The other day I was having breakfast with a friend whose firm had just hired one of my competitors to deliver a business development training program. I asked him what his firm had paid for the program. It was five times more than I charge. I was simultaneously outraged and envious. How could my competitor get away with charging such fees in this economy? Our programs were similar in the way they were structured and in the outcomes they delivered. But after a few more questions of my friend, I realized that my competitor had two advantages over me:
His fees were based on value, not hourly rates.
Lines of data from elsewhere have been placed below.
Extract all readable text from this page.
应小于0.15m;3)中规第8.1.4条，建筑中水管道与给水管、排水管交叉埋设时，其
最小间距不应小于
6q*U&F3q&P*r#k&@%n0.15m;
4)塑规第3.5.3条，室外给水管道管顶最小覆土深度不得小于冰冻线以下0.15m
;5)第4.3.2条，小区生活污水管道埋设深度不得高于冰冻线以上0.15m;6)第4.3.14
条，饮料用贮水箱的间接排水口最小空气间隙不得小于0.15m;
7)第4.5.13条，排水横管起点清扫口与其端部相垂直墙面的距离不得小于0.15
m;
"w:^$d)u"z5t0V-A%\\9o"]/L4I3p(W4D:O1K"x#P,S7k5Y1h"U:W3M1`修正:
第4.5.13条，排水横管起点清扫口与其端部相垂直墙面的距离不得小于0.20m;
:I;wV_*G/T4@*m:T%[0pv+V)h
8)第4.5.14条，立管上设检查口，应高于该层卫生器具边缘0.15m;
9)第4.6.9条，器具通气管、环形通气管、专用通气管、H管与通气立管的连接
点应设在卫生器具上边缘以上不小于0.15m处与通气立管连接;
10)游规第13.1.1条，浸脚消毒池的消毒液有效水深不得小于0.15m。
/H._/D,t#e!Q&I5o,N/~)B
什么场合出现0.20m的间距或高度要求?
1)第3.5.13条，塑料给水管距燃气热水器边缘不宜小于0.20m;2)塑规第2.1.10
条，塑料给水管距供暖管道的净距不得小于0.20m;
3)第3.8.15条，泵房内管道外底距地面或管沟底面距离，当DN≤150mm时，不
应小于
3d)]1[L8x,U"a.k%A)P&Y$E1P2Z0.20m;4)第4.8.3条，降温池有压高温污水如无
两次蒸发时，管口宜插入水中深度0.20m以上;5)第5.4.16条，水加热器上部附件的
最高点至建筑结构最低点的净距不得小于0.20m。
He had five times my gumption.
According to my friend, the competitor had not concerned himself with the conventional thinking on standard rates. He was not inhibited by some modest notion of getting a "fair price" for his work. He was intent on getting the best price. So he provided a comparison between his fees and the revenues he could help the firm generate. From that perspective, his program was a bargain. And when the firm tried to negotiate a lower number, he held his ground and his strategy paid off.
And so my competitor schooled me on three points that day:
As much as businesses are hurting these days, there are still plenty who are willing to invest in results.
When you tie your services to their gain, you can leverage your value for higher rates.
When a client asks for a discount, it doesn't necessarily mean you'll lose their business when you say "no."
So ask yourself, are you a bargain because you've accommodated the economy or because you've tied your services to the value you provide? Thanks to my competitor, I have a much richer appreciation for the latter.